This book started so small, so small, with such a simple idea of a father and his two little children walking across the desert toward Kabul, and it just
kept snowballing. And I had this particular image of this trunk of a tree with all these branches that went everywhere -- it wasn't a conscious decision to
say I'm going to go France now, and then Greece, it just sort of developed organically that way. I wanted to see how far this story echoed and how many
lives it could touch. I was excited to explore that.
You're also experimenting with style and structure. Each chapter shares a unique perspective from a different character but is connected to the overall
mosaic. One chapter is in the form of a letter, another is a magazine interview, and most resemble short stories. Why break with traditional form and
employ an unorthodox approach for this particular novel?
I was interested in looking at people and situations from different points of view. I thought the magazine interview (set in Paris) was a perfect vehicle
to get inside the mind of this woman, a complicated poet, and get her idea of how she understands herself, her life, the world she was raised in and how
she understands her place in it. Because we've seen her before in an earlier chapter, and she's been described through the eyes of her Afghan chauffer;
she's also being described by her own daughter in the later chapters. So, we have these different accounts of a single person full of contradictions and
conflicts and we get to see her from multiple angles.
This is unlike the sort of archetypal characters I wrote in Kite Runner. There weren't too many ways of interpreting those characters, like
Hassan, who was such a lovely, angelic character. But there are different ways of interpreting this woman. That's what this shifting perspective and
structure allowed me to do; see different people in different situations in different storylines from various angles.
Throughout the novel, I noticed the characters have a persistent need and search for an existing but absent love -- one that is eventually earned but
often at a burdensome cost. For most characters, it seems sacrifice is necessary to truly appreciate and understand love's reality. This reoccurs in
all your novels. What keeps drawing you to this theme?
You're right. It's something I'm drawn to. The very first chapter of this book, which is a fable, sets up questions that are raised throughout the book,
albeit in a realistic way and not an allegorical way. It begins with the notion of "family." I'm from Afghanistan, and family is so central to Afghan life.
It's the way you understand yourself, those around you, and how you perceive yourself in the world as part of this whole.

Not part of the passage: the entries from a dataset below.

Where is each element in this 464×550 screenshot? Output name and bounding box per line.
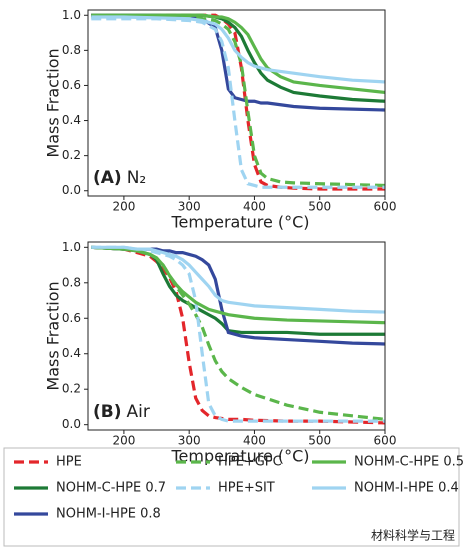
x-tick-label: 200: [112, 434, 135, 448]
y-tick-label: 0.2: [62, 382, 81, 396]
y-tick-label: 0.4: [62, 346, 81, 360]
y-tick-label: 0.8: [62, 43, 81, 57]
legend-box: [3, 447, 460, 547]
series-line: [91, 17, 385, 189]
legend-label: HPE+GPC: [218, 455, 282, 470]
x-tick-label: 500: [308, 434, 331, 448]
panel-label: (B): [93, 402, 122, 422]
y-tick-label: 0.6: [62, 311, 81, 325]
series-line: [91, 245, 385, 423]
legend-label: NOHM-I-HPE 0.4: [354, 481, 459, 496]
legend-label: NOHM-C-HPE 0.5: [354, 455, 464, 470]
series-line: [91, 13, 385, 191]
x-tick-label: 300: [178, 200, 201, 214]
x-axis-label: Temperature (°C): [170, 213, 309, 232]
x-tick-label: 200: [112, 200, 135, 214]
panel-note: Air: [127, 402, 150, 422]
y-tick-label: 0.6: [62, 78, 81, 92]
watermark: 材料科学与工程: [371, 528, 455, 543]
series-line: [91, 245, 385, 314]
series-line: [91, 15, 385, 188]
panel-note: N₂: [127, 168, 147, 188]
series-line: [91, 13, 385, 95]
y-tick-label: 0.0: [62, 417, 81, 431]
panel-label: (A): [93, 168, 122, 188]
legend-label: HPE: [56, 455, 82, 470]
series-line: [91, 245, 385, 346]
x-tick-label: 300: [178, 434, 201, 448]
legend-label: HPE+SIT: [218, 481, 275, 496]
series-line: [91, 245, 385, 325]
y-tick-label: 0.8: [62, 275, 81, 289]
series-line: [91, 15, 385, 84]
y-tick-label: 1.0: [62, 8, 81, 22]
y-tick-label: 0.4: [62, 113, 81, 127]
y-tick-label: 1.0: [62, 240, 81, 254]
y-tick-label: 0.0: [62, 183, 81, 197]
legend-label: NOHM-C-HPE 0.7: [56, 481, 166, 496]
plot-frame: [87, 9, 386, 197]
x-axis-label: Temperature (°C): [170, 447, 309, 466]
y-axis-label: Mass Fraction: [44, 281, 63, 390]
x-tick-label: 500: [308, 200, 331, 214]
y-axis-label: Mass Fraction: [44, 48, 63, 157]
x-tick-label: 600: [374, 200, 397, 214]
x-tick-label: 600: [374, 434, 397, 448]
legend-label: NOHM-I-HPE 0.8: [56, 507, 161, 522]
y-tick-label: 0.2: [62, 148, 81, 162]
x-tick-label: 400: [243, 434, 266, 448]
plot-frame: [87, 241, 386, 431]
x-tick-label: 400: [243, 200, 266, 214]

That opening fable asks what does family mean to you? To what length will you protect its unity? How far will you climb for it? How would you measure your
own personal happiness or what you owe to those around you? Are you capable of inflicting a deep, resounding loss upon yourself out of love for someone
else -- for the greater good? Also, I'm interested in the role of memory. In the fable, the div (a supernatural creature in Afghan folklore) gives
the father, Baba Ayub, a potion and relieves him of the burden and pain of remembering his son, whom the div has captured and hidden in his
fortress). This recurs at the end of the book with the character Abdullah.